Sculpting Ice Is A Delicate Pursuit Even after 30 Years of Practice

By Seth Daniel

Some might think working with glass is delicate business, but those folks haven’t tried carving ice.

For the past 30 years, Steve Rose and his company, Ice Effects, have provided the ice sculptures for First Night – with this year’s entries dazzling everyone with a maritime theme that included Jaws, the USS Constitution, Captain Nemo and the historic Boston Light.

But getting those slick looking pieces of ice together is tricky business.

“It’s incredibly heavy, first of all,” said Rose last week as he and his son, Nick Rose, and his apprentice, Noah Burt, chiseled out the giant NBC Boston sculpture at the foot of the main First Night stage in Copley Square. “It’s often compared to sand sculpting, but it’s very different. With sand you start with a big block and just carve by subtraction, cutting away to create the sculpture. We did that with the fishermen and Jaws this year. You start with a big block of ice and carve out the sculpture. The NBC sculpture is an example of block building. We have several pieces of ice we put together and then freeze together as one unit. The NBC piece is made up alone of 20, 300 pound blocks of ice fused together and carved.”

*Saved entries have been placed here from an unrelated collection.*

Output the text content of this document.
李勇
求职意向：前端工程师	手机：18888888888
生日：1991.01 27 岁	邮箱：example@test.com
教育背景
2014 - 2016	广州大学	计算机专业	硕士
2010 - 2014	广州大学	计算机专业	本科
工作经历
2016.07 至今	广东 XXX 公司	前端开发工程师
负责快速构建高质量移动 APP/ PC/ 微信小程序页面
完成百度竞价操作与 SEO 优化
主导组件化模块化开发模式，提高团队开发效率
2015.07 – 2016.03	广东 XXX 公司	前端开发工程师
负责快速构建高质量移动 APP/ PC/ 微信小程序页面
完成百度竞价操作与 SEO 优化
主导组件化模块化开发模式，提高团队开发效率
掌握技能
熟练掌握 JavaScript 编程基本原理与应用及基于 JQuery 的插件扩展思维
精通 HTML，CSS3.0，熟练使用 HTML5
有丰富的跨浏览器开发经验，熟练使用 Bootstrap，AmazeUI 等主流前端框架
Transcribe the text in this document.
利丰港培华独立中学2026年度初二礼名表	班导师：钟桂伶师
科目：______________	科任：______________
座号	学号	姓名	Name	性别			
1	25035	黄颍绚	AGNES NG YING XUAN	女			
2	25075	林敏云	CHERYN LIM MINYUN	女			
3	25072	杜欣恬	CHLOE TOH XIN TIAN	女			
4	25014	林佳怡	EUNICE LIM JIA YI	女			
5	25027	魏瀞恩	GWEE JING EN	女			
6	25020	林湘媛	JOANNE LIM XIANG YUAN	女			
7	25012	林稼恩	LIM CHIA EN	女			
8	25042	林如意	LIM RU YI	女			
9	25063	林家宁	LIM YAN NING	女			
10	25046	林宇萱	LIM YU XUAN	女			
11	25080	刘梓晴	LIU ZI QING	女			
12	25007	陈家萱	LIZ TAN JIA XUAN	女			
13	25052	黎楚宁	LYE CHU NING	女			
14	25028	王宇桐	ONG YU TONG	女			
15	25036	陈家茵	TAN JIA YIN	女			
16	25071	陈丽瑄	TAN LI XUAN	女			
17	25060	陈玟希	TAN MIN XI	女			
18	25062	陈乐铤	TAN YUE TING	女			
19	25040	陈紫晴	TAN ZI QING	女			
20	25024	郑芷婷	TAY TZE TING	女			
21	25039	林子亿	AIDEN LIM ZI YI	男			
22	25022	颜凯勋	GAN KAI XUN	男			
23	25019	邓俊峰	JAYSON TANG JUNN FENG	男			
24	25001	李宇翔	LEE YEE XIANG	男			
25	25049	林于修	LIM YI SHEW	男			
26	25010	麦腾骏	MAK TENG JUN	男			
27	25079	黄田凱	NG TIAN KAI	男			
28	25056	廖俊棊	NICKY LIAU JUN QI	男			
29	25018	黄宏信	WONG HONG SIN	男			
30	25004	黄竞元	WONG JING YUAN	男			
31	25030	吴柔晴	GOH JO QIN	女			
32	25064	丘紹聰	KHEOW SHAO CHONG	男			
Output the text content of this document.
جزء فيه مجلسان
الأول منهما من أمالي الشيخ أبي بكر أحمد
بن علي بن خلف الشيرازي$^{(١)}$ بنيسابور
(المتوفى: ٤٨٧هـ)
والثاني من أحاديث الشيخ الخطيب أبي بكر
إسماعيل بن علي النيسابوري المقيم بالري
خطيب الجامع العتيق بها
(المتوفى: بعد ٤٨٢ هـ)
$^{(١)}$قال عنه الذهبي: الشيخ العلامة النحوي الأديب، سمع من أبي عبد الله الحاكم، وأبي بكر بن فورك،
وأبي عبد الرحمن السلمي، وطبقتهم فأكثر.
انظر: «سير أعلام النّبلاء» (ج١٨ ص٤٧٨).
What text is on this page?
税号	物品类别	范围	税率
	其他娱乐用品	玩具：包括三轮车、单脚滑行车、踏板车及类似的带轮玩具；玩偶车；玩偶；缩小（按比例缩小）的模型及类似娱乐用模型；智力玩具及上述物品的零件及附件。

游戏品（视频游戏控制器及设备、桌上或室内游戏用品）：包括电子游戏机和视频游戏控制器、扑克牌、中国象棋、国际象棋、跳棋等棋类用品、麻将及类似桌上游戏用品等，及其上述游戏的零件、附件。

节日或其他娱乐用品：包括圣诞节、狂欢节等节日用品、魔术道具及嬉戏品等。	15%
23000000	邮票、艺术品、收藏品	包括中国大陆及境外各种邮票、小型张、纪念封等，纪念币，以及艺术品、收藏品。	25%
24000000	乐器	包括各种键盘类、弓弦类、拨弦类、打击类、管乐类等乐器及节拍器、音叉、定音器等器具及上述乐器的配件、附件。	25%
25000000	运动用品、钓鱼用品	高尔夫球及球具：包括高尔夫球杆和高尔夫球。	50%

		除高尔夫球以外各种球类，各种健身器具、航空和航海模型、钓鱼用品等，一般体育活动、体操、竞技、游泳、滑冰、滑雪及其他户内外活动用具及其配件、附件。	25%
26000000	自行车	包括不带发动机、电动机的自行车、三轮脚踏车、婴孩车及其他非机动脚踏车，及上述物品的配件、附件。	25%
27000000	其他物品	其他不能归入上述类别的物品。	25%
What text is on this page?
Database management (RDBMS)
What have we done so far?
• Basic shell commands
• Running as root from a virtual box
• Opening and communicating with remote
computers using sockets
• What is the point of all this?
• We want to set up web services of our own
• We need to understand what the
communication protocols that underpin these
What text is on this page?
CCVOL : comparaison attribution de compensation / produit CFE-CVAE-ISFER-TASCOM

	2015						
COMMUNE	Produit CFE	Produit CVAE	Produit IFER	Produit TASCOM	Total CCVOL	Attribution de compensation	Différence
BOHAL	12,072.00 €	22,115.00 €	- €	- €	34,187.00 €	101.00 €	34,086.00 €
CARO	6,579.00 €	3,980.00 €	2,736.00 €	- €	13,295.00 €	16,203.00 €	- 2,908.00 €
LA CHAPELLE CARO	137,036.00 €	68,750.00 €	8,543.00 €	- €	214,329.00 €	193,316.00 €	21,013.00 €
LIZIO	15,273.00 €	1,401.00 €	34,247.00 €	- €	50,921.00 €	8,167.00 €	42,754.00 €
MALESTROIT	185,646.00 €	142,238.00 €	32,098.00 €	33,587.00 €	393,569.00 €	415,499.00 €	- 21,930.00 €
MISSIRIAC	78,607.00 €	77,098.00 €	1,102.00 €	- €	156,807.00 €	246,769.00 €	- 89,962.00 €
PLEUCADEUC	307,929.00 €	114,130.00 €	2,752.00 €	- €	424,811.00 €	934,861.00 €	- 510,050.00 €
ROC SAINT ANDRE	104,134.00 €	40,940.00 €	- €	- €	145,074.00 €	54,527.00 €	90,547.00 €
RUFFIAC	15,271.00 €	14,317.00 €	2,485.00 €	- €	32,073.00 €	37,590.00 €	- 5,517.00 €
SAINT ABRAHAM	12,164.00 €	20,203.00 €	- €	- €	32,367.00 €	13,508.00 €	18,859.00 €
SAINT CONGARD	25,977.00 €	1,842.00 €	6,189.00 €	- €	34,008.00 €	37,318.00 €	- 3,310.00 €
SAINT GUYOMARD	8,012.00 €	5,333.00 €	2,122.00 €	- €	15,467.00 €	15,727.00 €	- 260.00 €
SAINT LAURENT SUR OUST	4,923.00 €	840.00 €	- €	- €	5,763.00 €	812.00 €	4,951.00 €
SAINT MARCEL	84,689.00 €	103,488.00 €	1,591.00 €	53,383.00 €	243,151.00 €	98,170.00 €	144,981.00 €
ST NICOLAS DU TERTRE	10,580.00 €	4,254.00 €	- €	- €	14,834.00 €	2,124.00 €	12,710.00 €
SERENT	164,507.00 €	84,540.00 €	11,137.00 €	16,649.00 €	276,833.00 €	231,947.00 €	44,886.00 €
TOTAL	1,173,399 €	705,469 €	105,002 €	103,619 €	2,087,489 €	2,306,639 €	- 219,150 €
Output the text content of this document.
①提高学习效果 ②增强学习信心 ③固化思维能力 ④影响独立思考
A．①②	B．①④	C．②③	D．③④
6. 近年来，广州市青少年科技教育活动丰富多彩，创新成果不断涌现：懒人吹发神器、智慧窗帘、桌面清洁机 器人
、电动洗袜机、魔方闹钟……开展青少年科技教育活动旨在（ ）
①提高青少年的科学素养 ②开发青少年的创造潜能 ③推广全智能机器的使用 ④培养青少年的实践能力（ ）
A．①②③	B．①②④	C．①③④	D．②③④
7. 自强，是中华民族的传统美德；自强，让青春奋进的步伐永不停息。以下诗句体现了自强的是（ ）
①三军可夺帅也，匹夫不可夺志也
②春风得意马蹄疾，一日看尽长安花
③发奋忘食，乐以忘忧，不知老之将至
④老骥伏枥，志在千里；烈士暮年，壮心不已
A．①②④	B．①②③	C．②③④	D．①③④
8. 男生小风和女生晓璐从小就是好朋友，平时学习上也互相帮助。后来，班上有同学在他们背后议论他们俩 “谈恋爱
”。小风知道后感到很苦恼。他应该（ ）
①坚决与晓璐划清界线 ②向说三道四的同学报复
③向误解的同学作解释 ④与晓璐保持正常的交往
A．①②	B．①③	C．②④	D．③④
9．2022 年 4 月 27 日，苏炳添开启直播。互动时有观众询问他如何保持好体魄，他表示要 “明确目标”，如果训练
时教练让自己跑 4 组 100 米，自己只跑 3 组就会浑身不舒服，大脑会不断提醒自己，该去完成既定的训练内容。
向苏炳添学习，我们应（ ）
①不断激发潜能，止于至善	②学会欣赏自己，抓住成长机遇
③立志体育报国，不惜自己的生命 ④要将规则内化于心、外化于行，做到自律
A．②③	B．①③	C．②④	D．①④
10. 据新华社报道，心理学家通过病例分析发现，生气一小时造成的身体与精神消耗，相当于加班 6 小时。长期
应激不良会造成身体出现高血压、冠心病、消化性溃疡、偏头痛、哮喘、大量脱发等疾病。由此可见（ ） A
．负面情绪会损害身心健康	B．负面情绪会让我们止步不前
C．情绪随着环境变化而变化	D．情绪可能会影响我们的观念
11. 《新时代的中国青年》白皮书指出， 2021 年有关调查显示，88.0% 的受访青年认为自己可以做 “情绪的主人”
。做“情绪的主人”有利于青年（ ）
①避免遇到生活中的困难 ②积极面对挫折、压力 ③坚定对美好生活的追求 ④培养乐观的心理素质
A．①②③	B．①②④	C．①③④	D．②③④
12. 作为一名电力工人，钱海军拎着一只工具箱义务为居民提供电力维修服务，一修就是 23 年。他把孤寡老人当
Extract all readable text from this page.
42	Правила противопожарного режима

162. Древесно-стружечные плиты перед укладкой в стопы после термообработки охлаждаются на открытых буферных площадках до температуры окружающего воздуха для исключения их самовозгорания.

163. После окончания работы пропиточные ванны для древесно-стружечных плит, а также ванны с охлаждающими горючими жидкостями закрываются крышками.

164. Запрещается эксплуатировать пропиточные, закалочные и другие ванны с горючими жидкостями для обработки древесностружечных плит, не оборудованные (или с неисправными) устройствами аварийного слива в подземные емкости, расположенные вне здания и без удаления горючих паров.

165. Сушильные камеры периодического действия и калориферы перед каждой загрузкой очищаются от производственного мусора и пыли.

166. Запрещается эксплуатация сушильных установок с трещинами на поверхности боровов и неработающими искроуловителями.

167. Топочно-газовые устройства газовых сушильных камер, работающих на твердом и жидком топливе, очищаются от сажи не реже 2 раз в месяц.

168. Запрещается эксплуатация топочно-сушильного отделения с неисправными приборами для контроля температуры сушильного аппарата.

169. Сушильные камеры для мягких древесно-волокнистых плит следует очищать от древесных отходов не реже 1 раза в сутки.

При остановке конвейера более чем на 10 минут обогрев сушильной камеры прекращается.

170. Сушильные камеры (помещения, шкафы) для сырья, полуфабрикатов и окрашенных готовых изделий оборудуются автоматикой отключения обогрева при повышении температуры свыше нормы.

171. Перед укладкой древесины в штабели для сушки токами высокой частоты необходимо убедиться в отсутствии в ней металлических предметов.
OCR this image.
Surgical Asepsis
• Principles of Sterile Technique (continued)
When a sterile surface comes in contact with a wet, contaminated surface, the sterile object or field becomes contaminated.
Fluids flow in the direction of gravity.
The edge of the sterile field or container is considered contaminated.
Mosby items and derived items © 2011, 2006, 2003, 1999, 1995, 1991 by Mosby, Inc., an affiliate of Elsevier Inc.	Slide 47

Rose, of Rockland, has continued the icy First Night magic for 30 years, and said he only missed on year because of a skiing accident.

Burt said he got involved first as helper and then learned the tricks of the trade. He works at it full time with the Rose family now, with some other seasonal work in the summer. He has been doing First Night sculptures for 10 years now.

“The best advice is don’t screw up,” he said. “You have one shot with ice. If something breaks with sand or wood sculpting, I imagine you can repair it. With ice, you want it to have that clean glass look. If something breaks, you’ll see a seam and that ruins the glassy effect. It takes a steady hand and a sharp eye. I have practices sometimes on dense styrofoam, but you have to just go work at it and learn how to use the tools the right way.”

Said Nick Rose, “Also, when you’re freezing the blocks, air needs to glow through the water as it freezes or you’ll get bubbles and everyone will see that.”

The tools of the trade are unique – lots of blunt instruments, natural – and a chain saw. The saw is used mostly to cut pieces of ice, but also to clear out seams so that water can be used to fill the gaps in the block building technique.

Another key piece of equipment is a plane, which they use to make sure surfaces are level by scraping away the surface of the ice.

Burt said he sees the chisels as very important to his work, as they let him fine tune the sculptures.

“The most important tools for me are the assortment of chisels,” he said. “We use wood working tools like with anything else, but we use them in a much different way.”

For Steve Rose, a key tool in the big pieces are bottles of water.

“The water is like glue,” he said. “It sticks it all together. It’s very tricky though and it’s a pain, but you need it. If you pour it on and it’s too cold, it will crack. If it’s too warm, it will just melt the ice. You have to be extremely careful with it, but you have to have it.”

Burt said carving ice was just a natural progression for his interest in art.

“I’ve always been interested in artistic things,” he said. “Steve needed help with the business and I wanted to help him out. It’s a ‘cool’ job.”